The final combined data set from STEP 5 is so-called ‘mapping table’, which is merged by the
above two tables. All the values for those source fields are manually entered.
Since a single patient can have multiple patient identifiers, such as Tracking Number, Research
Participant Number, Medical Record Number, UNOS ID and SC-IC Patient ID, that depend on the
study phases (recruitment, pre-study, treatment and follow-up) as well as various data source.

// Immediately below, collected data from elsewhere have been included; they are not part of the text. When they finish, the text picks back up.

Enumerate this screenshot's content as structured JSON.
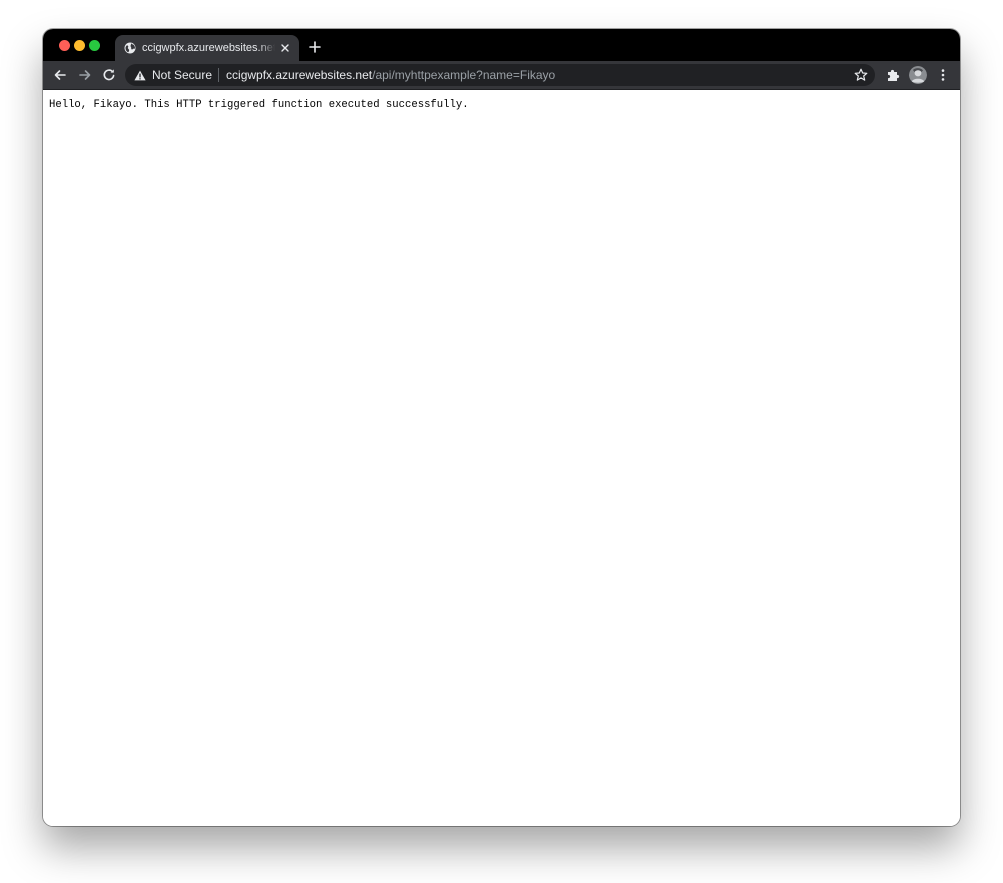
{
  "window": {
    "title_bar": "mac-window-chrome"
  },
  "tab": {
    "title": "ccigwpfx.azurewebsites.net/api/myhttpexample?name=Fikayo",
    "favicon": "globe-icon"
  },
  "toolbar": {
    "security_label": "Not Secure",
    "url_host": "ccigwpfx.azurewebsites.net",
    "url_path": "/api/myhttpexample?name=Fikayo"
  },
  "page": {
    "body_text": "Hello, Fikayo. This HTTP triggered function executed successfully."
  },
  "colors": {
    "titlebar": "#000000",
    "toolbar": "#35363a",
    "omnibox": "#202124",
    "text_light": "#e8eaed",
    "text_dim": "#9aa0a6",
    "close": "#ff5f57",
    "minimize": "#febc2e",
    "maximize": "#28c840"
  }
}
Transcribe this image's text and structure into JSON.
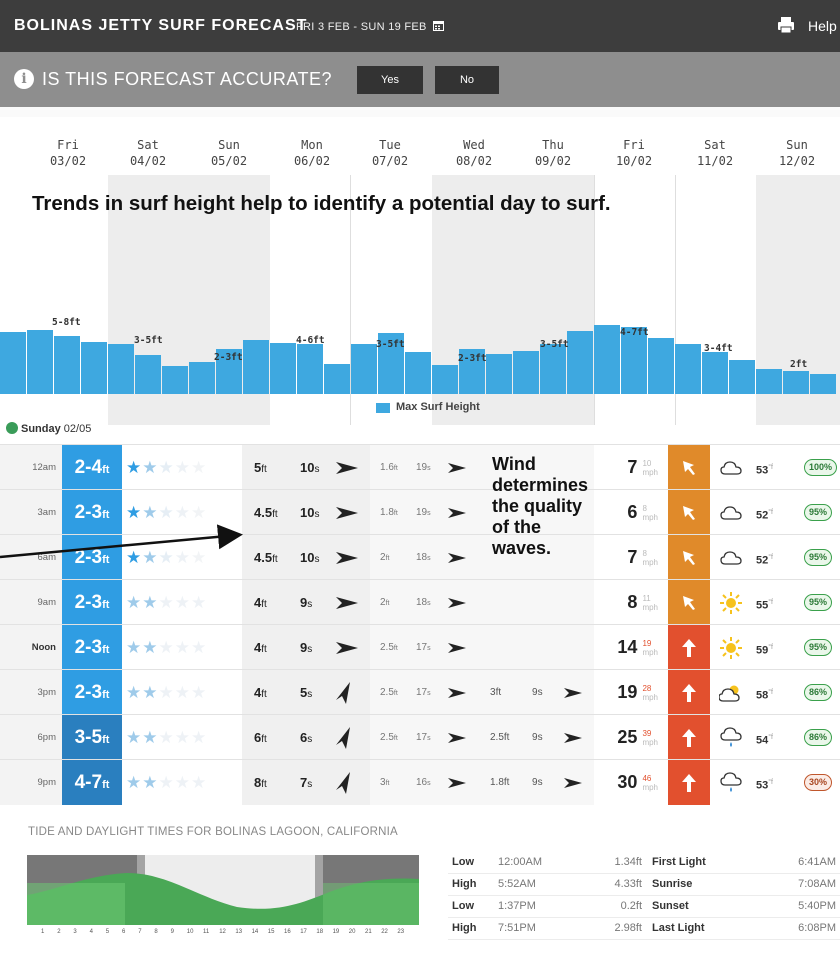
{
  "header": {
    "title": "BOLINAS JETTY SURF FORECAST",
    "date_range": "FRI 3 FEB - SUN 19 FEB",
    "help_label": "Help"
  },
  "accuracy": {
    "question": "IS THIS FORECAST ACCURATE?",
    "yes_label": "Yes",
    "no_label": "No"
  },
  "days": [
    {
      "name": "Fri",
      "date": "03/02"
    },
    {
      "name": "Sat",
      "date": "04/02"
    },
    {
      "name": "Sun",
      "date": "05/02"
    },
    {
      "name": "Mon",
      "date": "06/02"
    },
    {
      "name": "Tue",
      "date": "07/02"
    },
    {
      "name": "Wed",
      "date": "08/02"
    },
    {
      "name": "Thu",
      "date": "09/02"
    },
    {
      "name": "Fri",
      "date": "10/02"
    },
    {
      "name": "Sat",
      "date": "11/02"
    },
    {
      "name": "Sun",
      "date": "12/02"
    }
  ],
  "annotation_surf": "Trends in surf height help to identify a potential day to surf.",
  "annotation_wind": "Wind\ndetermines\nthe quality\nof the\nwaves.",
  "chart_data": {
    "type": "bar",
    "legend": "Max Surf Height",
    "ylabel": "",
    "values": [
      6.6,
      6.8,
      6.2,
      5.5,
      5.3,
      4.2,
      3.0,
      3.4,
      4.8,
      5.7,
      5.4,
      5.3,
      3.2,
      5.3,
      6.5,
      4.5,
      3.1,
      4.8,
      4.3,
      4.6,
      5.3,
      6.7,
      7.3,
      7.1,
      6.0,
      5.3,
      4.5,
      3.6,
      2.7,
      2.5,
      2.1
    ],
    "day_labels": [
      "5-8ft",
      "3-5ft",
      "2-3ft",
      "4-6ft",
      "3-5ft",
      "2-3ft",
      "3-5ft",
      "4-7ft",
      "3-4ft",
      "2ft"
    ]
  },
  "selected_day": {
    "name": "Sunday",
    "date": "02/05"
  },
  "rows": [
    {
      "time": "12am",
      "surf": "2-4",
      "surf_unit": "ft",
      "stars": "★★★★★",
      "primary_height": "5",
      "primary_unit": "ft",
      "primary_period": "10",
      "period_unit": "s",
      "secondary_height": "1.6",
      "secondary_period": "19",
      "tertiary_height": "",
      "tertiary_period": "",
      "wind": "7",
      "gust": "10",
      "wind_unit": "mph",
      "temp": "53",
      "temp_unit": "°f",
      "prob": "100%"
    },
    {
      "time": "3am",
      "surf": "2-3",
      "surf_unit": "ft",
      "stars": "★★★★★",
      "primary_height": "4.5",
      "primary_unit": "ft",
      "primary_period": "10",
      "period_unit": "s",
      "secondary_height": "1.8",
      "secondary_period": "19",
      "tertiary_height": "",
      "tertiary_period": "",
      "wind": "6",
      "gust": "8",
      "wind_unit": "mph",
      "temp": "52",
      "temp_unit": "°f",
      "prob": "95%"
    },
    {
      "time": "6am",
      "surf": "2-3",
      "surf_unit": "ft",
      "stars": "★★★★★",
      "primary_height": "4.5",
      "primary_unit": "ft",
      "primary_period": "10",
      "period_unit": "s",
      "secondary_height": "2",
      "secondary_period": "18",
      "tertiary_height": "",
      "tertiary_period": "",
      "wind": "7",
      "gust": "8",
      "wind_unit": "mph",
      "temp": "52",
      "temp_unit": "°f",
      "prob": "95%"
    },
    {
      "time": "9am",
      "surf": "2-3",
      "surf_unit": "ft",
      "stars": "★★★★★",
      "primary_height": "4",
      "primary_unit": "ft",
      "primary_period": "9",
      "period_unit": "s",
      "secondary_height": "2",
      "secondary_period": "18",
      "tertiary_height": "",
      "tertiary_period": "",
      "wind": "8",
      "gust": "11",
      "wind_unit": "mph",
      "temp": "55",
      "temp_unit": "°f",
      "prob": "95%"
    },
    {
      "time": "Noon",
      "surf": "2-3",
      "surf_unit": "ft",
      "stars": "★★★★★",
      "primary_height": "4",
      "primary_unit": "ft",
      "primary_period": "9",
      "period_unit": "s",
      "secondary_height": "2.5",
      "secondary_period": "17",
      "tertiary_height": "",
      "tertiary_period": "",
      "wind": "14",
      "gust": "19",
      "wind_unit": "mph",
      "temp": "59",
      "temp_unit": "°f",
      "prob": "95%"
    },
    {
      "time": "3pm",
      "surf": "2-3",
      "surf_unit": "ft",
      "stars": "★★★★★",
      "primary_height": "4",
      "primary_unit": "ft",
      "primary_period": "5",
      "period_unit": "s",
      "secondary_height": "2.5",
      "secondary_period": "17",
      "tertiary_height": "3",
      "tertiary_period": "9",
      "wind": "19",
      "gust": "28",
      "wind_unit": "mph",
      "temp": "58",
      "temp_unit": "°f",
      "prob": "86%"
    },
    {
      "time": "6pm",
      "surf": "3-5",
      "surf_unit": "ft",
      "stars": "★★★★★",
      "primary_height": "6",
      "primary_unit": "ft",
      "primary_period": "6",
      "period_unit": "s",
      "secondary_height": "2.5",
      "secondary_period": "17",
      "tertiary_height": "2.5",
      "tertiary_period": "9",
      "wind": "25",
      "gust": "39",
      "wind_unit": "mph",
      "temp": "54",
      "temp_unit": "°f",
      "prob": "86%"
    },
    {
      "time": "9pm",
      "surf": "4-7",
      "surf_unit": "ft",
      "stars": "★★★★★",
      "primary_height": "8",
      "primary_unit": "ft",
      "primary_period": "7",
      "period_unit": "s",
      "secondary_height": "3",
      "secondary_period": "16",
      "tertiary_height": "1.8",
      "tertiary_period": "9",
      "wind": "30",
      "gust": "46",
      "wind_unit": "mph",
      "temp": "53",
      "temp_unit": "°f",
      "prob": "30%"
    }
  ],
  "tide": {
    "title": "TIDE AND DAYLIGHT TIMES FOR BOLINAS LAGOON, CALIFORNIA",
    "hours": [
      "1",
      "2",
      "3",
      "4",
      "5",
      "6",
      "7",
      "8",
      "9",
      "10",
      "11",
      "12",
      "13",
      "14",
      "15",
      "16",
      "17",
      "18",
      "19",
      "20",
      "21",
      "22",
      "23"
    ],
    "tides": [
      {
        "type": "Low",
        "time": "12:00AM",
        "height": "1.34ft"
      },
      {
        "type": "High",
        "time": "5:52AM",
        "height": "4.33ft"
      },
      {
        "type": "Low",
        "time": "1:37PM",
        "height": "0.2ft"
      },
      {
        "type": "High",
        "time": "7:51PM",
        "height": "2.98ft"
      }
    ],
    "daylight": [
      {
        "label": "First Light",
        "time": "6:41AM"
      },
      {
        "label": "Sunrise",
        "time": "7:08AM"
      },
      {
        "label": "Sunset",
        "time": "5:40PM"
      },
      {
        "label": "Last Light",
        "time": "6:08PM"
      }
    ]
  },
  "colors": {
    "surf": "#2f9de3",
    "wind_light": "#e08a2a",
    "wind_strong": "#e2502e",
    "bar": "#3ea8e0",
    "header": "#3d3d3d"
  }
}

Therefore, we have manually created an index Patients table, which includes all the patient
identifier variables. Please note that all the different same-row patient identifiers are actually
pointing to the same patient in each row.

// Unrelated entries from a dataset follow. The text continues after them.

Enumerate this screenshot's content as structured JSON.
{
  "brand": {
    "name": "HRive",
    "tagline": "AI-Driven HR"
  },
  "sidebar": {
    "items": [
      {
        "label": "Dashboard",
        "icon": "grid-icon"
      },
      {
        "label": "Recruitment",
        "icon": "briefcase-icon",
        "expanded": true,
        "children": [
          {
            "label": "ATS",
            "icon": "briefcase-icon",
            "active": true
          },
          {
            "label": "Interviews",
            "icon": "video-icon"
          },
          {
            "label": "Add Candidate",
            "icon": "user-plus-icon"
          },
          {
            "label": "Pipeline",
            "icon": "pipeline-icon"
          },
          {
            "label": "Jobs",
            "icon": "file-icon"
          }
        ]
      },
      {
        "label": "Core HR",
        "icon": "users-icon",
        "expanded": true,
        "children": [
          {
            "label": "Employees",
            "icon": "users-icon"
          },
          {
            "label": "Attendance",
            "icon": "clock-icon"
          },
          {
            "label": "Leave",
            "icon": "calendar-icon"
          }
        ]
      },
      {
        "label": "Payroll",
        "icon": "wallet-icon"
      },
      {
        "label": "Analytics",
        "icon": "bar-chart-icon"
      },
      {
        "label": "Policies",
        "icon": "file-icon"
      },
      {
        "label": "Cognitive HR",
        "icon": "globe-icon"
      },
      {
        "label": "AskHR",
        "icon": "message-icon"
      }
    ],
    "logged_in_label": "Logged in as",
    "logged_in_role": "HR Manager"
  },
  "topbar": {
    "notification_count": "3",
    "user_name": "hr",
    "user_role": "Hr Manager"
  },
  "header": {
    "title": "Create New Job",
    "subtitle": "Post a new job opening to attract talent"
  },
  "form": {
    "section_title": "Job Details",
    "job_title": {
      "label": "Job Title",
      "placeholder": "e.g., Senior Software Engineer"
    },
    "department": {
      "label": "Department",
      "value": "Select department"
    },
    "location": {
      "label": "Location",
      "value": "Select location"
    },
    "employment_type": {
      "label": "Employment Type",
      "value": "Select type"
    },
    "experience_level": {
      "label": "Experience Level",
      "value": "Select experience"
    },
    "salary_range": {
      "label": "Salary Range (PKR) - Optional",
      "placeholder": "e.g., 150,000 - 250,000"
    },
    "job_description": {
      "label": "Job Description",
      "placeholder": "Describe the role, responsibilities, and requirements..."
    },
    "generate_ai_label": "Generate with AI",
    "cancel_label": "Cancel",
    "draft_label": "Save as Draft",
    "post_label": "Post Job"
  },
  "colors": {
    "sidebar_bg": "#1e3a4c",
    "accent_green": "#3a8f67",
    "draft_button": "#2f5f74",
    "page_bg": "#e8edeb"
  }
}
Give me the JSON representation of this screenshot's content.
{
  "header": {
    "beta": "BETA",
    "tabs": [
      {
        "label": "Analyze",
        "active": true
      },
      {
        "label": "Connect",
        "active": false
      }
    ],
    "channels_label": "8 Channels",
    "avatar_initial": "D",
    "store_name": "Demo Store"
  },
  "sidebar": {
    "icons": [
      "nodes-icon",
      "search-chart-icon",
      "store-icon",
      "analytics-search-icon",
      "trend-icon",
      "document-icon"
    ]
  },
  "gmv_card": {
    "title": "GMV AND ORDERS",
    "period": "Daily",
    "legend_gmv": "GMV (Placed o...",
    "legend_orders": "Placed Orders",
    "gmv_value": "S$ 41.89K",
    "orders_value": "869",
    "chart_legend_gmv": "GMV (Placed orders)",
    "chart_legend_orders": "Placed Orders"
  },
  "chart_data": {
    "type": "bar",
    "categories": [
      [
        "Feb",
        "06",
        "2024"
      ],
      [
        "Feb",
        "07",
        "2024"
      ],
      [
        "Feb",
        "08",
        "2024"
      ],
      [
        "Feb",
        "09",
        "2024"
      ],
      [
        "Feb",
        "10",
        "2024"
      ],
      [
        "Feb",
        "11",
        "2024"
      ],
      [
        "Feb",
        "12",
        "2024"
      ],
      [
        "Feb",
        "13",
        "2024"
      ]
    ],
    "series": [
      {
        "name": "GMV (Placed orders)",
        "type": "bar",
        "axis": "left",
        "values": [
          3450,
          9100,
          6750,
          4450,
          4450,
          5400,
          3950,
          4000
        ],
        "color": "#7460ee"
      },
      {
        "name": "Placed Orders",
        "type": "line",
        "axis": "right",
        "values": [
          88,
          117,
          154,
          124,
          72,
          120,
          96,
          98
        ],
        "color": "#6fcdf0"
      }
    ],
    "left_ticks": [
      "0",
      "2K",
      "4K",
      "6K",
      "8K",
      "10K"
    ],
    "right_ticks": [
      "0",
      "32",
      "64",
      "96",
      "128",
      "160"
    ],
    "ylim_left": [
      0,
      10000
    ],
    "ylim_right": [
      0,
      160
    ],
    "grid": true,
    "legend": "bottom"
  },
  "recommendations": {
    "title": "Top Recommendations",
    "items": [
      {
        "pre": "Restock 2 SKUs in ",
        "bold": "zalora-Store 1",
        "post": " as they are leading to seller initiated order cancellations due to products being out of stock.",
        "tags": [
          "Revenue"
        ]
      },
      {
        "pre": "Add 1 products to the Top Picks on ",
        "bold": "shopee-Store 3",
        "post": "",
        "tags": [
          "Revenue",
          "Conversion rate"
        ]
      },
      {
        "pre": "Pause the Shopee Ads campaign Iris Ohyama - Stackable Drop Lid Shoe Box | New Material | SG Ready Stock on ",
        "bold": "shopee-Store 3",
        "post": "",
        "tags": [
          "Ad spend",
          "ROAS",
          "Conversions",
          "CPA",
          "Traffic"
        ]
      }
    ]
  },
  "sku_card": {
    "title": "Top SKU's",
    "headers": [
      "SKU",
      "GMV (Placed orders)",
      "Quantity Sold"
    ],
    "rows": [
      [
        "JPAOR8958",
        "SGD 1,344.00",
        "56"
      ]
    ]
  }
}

After all those necessary steps and tables are ready, a main SAS macro has to be developed to
perform the automatic data transfer task. In this code, there are total of four nested iterative
loops, which is presented as follows.
DO
Loop through TargetIndex data set
Select a single row (i.e. target table) each time to initiate the data insertion
DO
Loop through entire Patients data set
Choose a single patient row by row from this data set
Call AddToDestination macro
DO
Loop through whole ‘Mapping’ data set
Select a single mapping record at each iterative loop
Call RunEachRowInMapping macro
DO
Loop through each source table
Insert records into target data sets from source tables
Customized data manipulation functions may be needed
END DO
END DO
END DO
END DO
In this module, record search, SQL procedure, DATA step, data insertion, iterative loop, flow
control, macro variable and nested macros are extensively used and performed. The complete
code is included as an appendix.
In the working library, our study SQL database consists of almost 100 tables, and most of them
are normalized Master and Detail views. However, the common fields (for linking views) are
various form by form (i.e. table by table), which have also increased the level of complexity in our
mapping table approach.
In our target database system, it contains 20 data sets, which is relatively simple. You can easily
imagine that the data transfer (between two heterogeneous data systems) from 100 source data
sets to 20 target data sets is really a high hurdle for database programmers. However, there is
no doubt that many institutions like us facing this challenge would attempt to find an efficient
gateway interface first to link two different databases.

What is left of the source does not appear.